Kebanyakan dari masyarakat muslim banyak terjebak kedalam ritualisme ibadah. Mereka menjadikan ibadah sebagai sesuatu hal yang sangat formalistis, kering dan bersifat rutinitas belaka, pada waktu dinihari mereka bangun untuk makan sahur, siang hari ”puasa” (menahan lapar dan dahaga), maghrib berbuka, malam tarawih, setelah shalat biasanya melakukan tadarus, 10 hari terakhir i’tikaf dimesjid, mengeluarkan zakat fitrah dll, tanpa bisa menangkap essensi dari ibadah-ibadah yang khas di bulan Ramadhan tersebut, yang sebenarnya justru sangat kental akan nuansa sosialnya.

Atas nama menghormati

Selama sebulan penuh seorang muslim disuruh untuk menahan diri dari makan dan minum. Yang sejatinya puasa bertujuan untuk melatih manusia agar bisa merasakan secara langsung derita yang dihadapi kaum mustadh’afin, sehingga diharapakan bisa timbul rasa empati dan akhirnya bisa tergerak untuk memberikan bantuan.

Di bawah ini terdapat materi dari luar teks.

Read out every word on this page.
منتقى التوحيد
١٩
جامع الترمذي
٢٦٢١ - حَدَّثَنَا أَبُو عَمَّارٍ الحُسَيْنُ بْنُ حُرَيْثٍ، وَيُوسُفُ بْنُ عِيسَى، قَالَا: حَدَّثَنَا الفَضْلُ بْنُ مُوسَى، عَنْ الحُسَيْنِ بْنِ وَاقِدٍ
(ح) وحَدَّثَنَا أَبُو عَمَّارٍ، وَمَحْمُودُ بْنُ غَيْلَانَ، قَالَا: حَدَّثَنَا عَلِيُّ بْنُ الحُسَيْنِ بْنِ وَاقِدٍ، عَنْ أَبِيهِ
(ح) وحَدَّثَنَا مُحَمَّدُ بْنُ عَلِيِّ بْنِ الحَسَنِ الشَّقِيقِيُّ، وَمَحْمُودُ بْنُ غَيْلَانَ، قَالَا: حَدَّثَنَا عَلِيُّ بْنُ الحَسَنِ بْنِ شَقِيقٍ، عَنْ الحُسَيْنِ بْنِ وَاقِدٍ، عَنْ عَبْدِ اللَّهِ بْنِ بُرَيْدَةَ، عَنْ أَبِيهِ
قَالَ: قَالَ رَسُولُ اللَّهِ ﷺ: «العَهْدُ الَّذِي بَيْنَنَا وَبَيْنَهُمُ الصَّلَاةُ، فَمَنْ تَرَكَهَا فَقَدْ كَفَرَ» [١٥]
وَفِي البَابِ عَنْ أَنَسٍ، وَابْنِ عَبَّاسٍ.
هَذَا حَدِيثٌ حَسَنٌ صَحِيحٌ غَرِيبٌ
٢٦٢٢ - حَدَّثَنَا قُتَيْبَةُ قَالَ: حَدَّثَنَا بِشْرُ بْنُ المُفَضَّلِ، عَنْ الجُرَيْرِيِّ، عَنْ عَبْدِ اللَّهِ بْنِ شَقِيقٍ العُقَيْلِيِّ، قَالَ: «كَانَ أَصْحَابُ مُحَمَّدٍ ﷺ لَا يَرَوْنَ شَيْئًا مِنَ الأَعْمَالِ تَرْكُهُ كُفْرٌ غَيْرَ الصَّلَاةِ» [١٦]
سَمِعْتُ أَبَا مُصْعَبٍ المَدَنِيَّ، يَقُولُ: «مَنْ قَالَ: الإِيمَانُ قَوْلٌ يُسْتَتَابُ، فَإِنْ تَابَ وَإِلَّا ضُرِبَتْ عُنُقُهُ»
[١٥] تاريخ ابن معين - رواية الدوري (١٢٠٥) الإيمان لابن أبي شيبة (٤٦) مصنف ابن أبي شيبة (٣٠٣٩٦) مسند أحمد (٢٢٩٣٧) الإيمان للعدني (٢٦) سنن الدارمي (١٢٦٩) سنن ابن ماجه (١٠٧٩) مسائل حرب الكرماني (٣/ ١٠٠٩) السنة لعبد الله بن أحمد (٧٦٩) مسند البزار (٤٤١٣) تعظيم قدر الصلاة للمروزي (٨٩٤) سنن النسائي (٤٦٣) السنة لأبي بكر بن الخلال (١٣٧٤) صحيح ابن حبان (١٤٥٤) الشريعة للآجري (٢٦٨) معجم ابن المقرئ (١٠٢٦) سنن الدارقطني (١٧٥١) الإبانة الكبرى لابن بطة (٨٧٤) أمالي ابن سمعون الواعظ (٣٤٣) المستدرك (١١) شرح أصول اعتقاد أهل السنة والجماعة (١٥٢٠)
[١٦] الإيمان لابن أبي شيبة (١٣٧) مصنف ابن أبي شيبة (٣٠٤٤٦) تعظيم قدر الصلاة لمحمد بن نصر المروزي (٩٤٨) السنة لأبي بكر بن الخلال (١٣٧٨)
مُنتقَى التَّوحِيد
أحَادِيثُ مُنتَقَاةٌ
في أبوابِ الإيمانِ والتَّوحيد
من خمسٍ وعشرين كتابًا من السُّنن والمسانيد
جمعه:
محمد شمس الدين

Namun pada kenyataannya, aparat pemerintahan kita sering menggunakan dalih untuk menghormati bulan suci dan biar masyarakat bisa lebih khusuk dalam melakukan ibadah, dijadikan sebagai alat legitimasi untuk melakukan penggusuran dan (katanya) penertiban. Pemukiman-pemukiman kumuh (tempat bernaungnya orang miskin), para pedagang kaki lima, pemilik warung (yang diduga) remang-remang, anak jalanan, gelandangan, pengamen dan pengemis. Mereka semua harus menjadi korban ”atas nama agama”. Bukankah hal tersebut justru menjadi kontradiktif dengan essensi dari bulan Ramadhan yang seharusnya penuh dengan rahmat dan maghfiroh. Tidakkah puasa justru seharusnya memberikan spirit bagi kita untuk berlomba dalam merahmati sesama makhluk Allah yang justru sedang sangat membutuhkan bantuan.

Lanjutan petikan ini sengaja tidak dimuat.